General News of Sunday, 15 February 2009

Source: GNA

NGO donates to physically challenged children

Inchaban (W/R), Feb. 15, GNA - New Blue Vision, a non-governmental organization (NGO), on Saturday donated detergents, toys, biscuits and medical equipment worth over 30,000 Ghana Cedis to some institutions in Sekondi and Takoradi in the Western Region. The beneficiaries were the Sekondi School for the Deaf, Twin-City Special School for the Mentally Retarded and the Effia-Nkwanta Regional Hospital.

The donation was made at an event to mark this year's Valentine Day, organized by the NGO for inmates of the School for the Deaf and the Twin-City Special School at Inchaban near Sekondi. Mr. Alfred Biney, Director of the NGO, made the presentation to Mr. Kontoh Osei-Bonsu, Assistant Headmaster of the School for the Deaf, Madam Mary Hayford, Deputy Director of Nursing Services at the Effia-Nkwanta Regional Hospital and Miss Elizabeth Amewowor, Headmistress of Twin-City Special School.
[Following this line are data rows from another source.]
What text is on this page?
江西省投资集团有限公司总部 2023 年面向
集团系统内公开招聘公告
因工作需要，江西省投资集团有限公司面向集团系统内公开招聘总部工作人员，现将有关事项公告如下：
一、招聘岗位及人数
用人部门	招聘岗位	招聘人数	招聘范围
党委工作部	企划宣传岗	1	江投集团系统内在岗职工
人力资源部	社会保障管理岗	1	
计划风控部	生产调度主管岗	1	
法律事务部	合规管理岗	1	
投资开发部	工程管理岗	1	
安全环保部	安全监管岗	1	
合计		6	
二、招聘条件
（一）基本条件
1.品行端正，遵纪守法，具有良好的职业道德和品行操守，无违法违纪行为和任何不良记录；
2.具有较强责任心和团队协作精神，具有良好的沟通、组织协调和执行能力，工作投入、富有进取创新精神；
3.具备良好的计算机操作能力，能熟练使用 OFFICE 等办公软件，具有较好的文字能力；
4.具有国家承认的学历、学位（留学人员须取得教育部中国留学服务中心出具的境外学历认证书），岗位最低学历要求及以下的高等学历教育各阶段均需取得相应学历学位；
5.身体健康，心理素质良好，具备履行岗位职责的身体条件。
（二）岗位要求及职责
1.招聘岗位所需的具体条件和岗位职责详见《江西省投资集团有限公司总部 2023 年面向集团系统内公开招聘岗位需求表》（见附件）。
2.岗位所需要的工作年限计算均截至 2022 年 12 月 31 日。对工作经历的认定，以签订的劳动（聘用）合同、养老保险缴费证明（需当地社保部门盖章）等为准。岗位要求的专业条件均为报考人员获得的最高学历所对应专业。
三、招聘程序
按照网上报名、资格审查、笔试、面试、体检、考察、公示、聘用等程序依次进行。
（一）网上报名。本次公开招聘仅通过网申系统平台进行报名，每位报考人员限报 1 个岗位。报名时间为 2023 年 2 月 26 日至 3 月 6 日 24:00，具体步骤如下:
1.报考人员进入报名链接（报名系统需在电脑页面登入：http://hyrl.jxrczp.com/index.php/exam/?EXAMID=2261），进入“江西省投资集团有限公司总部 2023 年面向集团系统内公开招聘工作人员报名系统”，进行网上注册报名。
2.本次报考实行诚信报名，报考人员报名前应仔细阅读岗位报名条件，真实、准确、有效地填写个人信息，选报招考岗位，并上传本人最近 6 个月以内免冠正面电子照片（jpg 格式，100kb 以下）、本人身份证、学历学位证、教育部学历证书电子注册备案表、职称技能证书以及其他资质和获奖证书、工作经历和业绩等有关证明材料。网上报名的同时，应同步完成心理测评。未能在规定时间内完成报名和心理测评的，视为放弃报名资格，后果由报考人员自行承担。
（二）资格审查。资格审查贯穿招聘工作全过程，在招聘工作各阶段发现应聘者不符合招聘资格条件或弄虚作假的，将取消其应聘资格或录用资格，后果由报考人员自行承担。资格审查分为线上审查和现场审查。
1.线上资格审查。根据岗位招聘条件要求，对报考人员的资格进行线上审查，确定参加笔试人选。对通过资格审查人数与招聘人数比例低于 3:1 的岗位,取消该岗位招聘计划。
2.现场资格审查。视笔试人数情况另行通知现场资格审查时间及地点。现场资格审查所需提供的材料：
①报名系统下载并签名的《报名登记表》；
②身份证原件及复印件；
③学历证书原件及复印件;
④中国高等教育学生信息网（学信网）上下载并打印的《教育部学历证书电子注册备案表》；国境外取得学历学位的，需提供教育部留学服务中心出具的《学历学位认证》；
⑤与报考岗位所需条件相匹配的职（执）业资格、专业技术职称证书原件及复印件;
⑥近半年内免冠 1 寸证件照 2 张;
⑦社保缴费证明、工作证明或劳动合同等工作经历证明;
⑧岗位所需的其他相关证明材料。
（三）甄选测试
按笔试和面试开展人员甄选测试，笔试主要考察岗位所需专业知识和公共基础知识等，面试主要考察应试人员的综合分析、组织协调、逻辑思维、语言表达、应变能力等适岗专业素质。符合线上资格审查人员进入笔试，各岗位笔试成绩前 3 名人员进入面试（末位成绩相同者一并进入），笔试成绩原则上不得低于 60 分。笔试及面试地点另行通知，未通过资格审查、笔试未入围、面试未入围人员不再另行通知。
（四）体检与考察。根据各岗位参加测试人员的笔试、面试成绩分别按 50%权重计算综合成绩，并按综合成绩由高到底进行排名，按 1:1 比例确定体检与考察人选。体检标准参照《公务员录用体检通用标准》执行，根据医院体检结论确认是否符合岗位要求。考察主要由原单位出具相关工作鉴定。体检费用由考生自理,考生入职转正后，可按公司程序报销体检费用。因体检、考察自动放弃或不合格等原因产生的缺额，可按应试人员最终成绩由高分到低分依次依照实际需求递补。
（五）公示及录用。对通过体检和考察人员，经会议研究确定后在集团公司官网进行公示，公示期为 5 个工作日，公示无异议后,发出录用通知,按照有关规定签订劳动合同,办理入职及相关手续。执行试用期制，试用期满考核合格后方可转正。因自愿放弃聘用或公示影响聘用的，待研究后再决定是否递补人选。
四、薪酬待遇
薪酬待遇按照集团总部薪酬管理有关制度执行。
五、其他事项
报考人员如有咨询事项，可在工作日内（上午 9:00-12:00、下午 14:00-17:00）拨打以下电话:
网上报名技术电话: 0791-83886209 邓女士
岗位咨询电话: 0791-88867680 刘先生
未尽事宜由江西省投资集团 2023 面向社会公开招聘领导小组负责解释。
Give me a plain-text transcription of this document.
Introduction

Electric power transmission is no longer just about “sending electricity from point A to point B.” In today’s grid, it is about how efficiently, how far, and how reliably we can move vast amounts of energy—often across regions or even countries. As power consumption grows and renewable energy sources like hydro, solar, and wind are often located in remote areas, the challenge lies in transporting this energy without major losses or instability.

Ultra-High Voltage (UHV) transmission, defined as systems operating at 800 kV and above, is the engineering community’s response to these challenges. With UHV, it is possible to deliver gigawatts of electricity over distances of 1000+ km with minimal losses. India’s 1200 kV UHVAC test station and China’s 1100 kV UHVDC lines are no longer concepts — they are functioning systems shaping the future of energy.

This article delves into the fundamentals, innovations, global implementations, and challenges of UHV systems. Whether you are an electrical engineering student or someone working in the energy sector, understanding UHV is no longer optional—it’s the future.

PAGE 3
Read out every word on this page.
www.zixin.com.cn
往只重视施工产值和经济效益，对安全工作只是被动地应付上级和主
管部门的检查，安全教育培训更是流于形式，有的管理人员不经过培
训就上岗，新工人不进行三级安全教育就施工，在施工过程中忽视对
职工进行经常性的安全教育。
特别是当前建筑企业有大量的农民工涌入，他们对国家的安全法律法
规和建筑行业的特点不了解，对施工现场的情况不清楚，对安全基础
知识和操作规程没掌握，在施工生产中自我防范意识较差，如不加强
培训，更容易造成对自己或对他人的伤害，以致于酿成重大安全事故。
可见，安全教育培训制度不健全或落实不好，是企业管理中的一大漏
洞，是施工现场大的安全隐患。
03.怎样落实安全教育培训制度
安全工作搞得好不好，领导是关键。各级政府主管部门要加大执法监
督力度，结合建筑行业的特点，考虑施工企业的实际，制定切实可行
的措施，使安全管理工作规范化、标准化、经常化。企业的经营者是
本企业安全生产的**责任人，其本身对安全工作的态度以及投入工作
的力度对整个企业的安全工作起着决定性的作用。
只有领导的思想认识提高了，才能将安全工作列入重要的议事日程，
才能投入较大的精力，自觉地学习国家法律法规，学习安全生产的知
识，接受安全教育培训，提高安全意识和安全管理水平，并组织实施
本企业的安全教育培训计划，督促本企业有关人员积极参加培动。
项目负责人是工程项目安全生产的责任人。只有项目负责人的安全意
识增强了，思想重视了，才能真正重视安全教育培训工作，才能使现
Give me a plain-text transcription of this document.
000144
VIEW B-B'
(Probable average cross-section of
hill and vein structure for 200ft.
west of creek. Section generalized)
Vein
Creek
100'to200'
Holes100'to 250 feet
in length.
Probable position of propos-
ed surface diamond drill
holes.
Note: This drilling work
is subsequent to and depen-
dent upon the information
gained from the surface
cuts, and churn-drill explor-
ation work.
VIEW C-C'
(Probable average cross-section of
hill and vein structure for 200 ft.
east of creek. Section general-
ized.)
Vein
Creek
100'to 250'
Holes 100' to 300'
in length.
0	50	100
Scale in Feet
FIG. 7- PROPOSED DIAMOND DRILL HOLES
In a related development Akroma Plaza and You '84 Supermarket and Hotel, presented 100 bags of rice, 100 cartons of Kallipo fruit drink and 600 cartons of assorted biscuits to the School for the Deaf, Special School and Father's Home Orphange.

Madam Gladys Ansah, Chief Executive Officer of the Akroma Plaza and You '84 Supermarket and Hotel made the presentation. Mr. Biney expressed worry that some parents did not accept their physically challenged children back home after completing the school for the deaf or abandoned them on the street to become beggars. He urged parents to send their physically challenged children to special schools and to contact the NGO through the Department of Social Welfare for school uniforms and shoes if they cannot afford to buy them. Mr. Biney said New Blue Vision was securing land to construct a vocational school to train the physically challenged and neglected children to enable them to earn a decent living. He appealed to government to ensure that all physically challenged persons benefited from the National Health Insurance Scheme (NHIS). Madam Hayford, advised pregnant women to attend antenatal clinic so that they could have healthy babies and explained that the health of the unborn baby was affected by poor diet, diseases and smoking among others. She advised mothers to ensure that their babies were immunized against childhood diseases such as measles and poliomyelitis.